Opt out/Appeal: It provides a mechanism to respect or appeal to other opt-out options, as an alternative to AI-enhanced decisions.
Non-discrimination: Avoid or mitigate the discriminatory effects of AI systems or obligations of care, and protect individuals from the risk of algorithmic discrimination.
Policies, procedures, and best practices
These regulations represent clear cases of new regulatory risks for businesses using AI and operating in the US. In addition to the obvious risk that companies violating the law may face potential sanctions and fines, organizations are even stronger in their compliance to avoid exposure to reputational risks and other forms of guilt from other forms of crime. In short, there is a lot to AI regulatory compliance, not only mitigating legal risks. Therefore, private companies subject to AI regulations must ensure they are in compliance with the law and must also be able to demonstrate compliance with key stakeholders that require or require the guarantee.
AI certification programs are a great way to accomplish these two broad tasks. For example, the ISO 42001 certification process helps businesses ensure that AI-related business practices are up-to-date with key standards, regulatory and governance frameworks, demonstrating this to customers, potential customers, or the public. However, not all organizations can commit to ISO certification and required resources/continuous maintenance.
Whether or not they pursue certification, we ensure that every organization using AI has the steps to take to (basically) coordinate itself with key AI governance standards and frameworks, and at the same time, they are prepared to demonstrate compliance with US AI laws.
AI Policy
Companies should consider creating a set of guidelines, rules, and regulations that govern the use of AI technology across their organizations. AI policies are designed to allow AI to be used in a responsible and ethical way and to align with legal requirements, organizational values and ethical standards. Some of the key areas that AI policies need to cover include:
Business justification for AI use.
People who can use AI (access).
Permission/Prohibited activities.
Head of AI (accountability, roles, and responsibilities).
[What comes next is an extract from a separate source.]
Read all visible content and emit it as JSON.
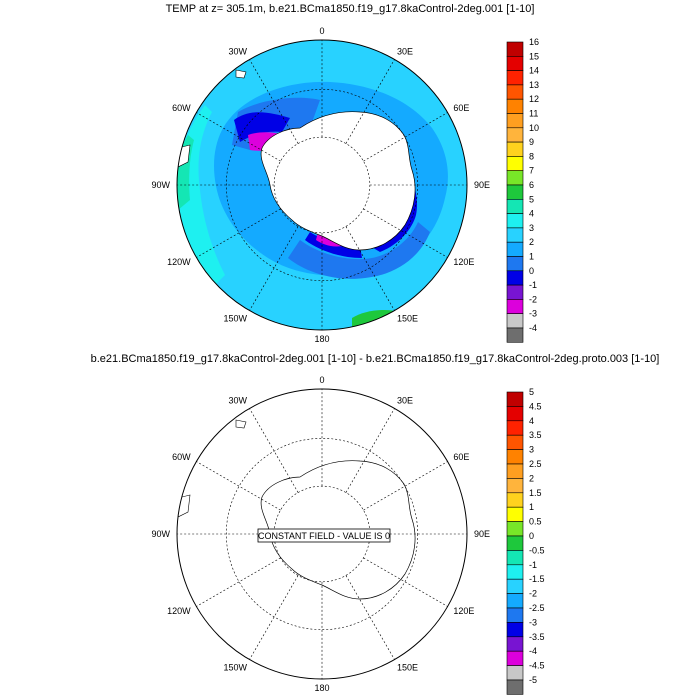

Ethical guidelines and principles (fairness, non-bias, transparency).
Data privacy, security, and intellectual property.
Processes and procedures to make employees aware of AI risks and company policies.
AI Development/Deployment Policy
This document sets out the expected norms for the development and/or procurement of AI technologies and their implementation for their use. It should include the AI model training process, conducting pre-deployment tests, sign-off/approval, deployment procedures, and continuous output (including human monitoring) and model retraining.
AI Inventory
Every organization using AI needs a comprehensive list of tools, techniques, managers, third parties, and more involved in the development, deployment and monitoring of all AI systems across the organization. This document is more technical than AI policies and may contain AI model types, platforms, data sources, outputs, monitoring tools, key points of interaction, and other details about building an AI system. The AI Systems documentation is a fundamental component of the main AI standards and the overall governance framework and is important for compliance with transparency requirements with the law.
Use AI definitions
Once AI systems are documented, they can confirm and express what the AI organization’s use is and categorize them based on applicable laws that are important for current and new law compliance.
Disclosure
Organizations using AI technology must disclose the nature and purpose of their use to the affected parties. This can include those who interact directly with AI output, those who make the consequential decisions by AI, and those whose personal data is entered into the AI system. Organizations must also be transparent about the legitimate business objectives they use AI and the guidelines in which they operate.
AI risk and impact assessment
An organization’s use of AI and risk assessments that consider the potential financial, legal or regulatory impact on an organization or harm society are fundamental requirements of an AI governance program.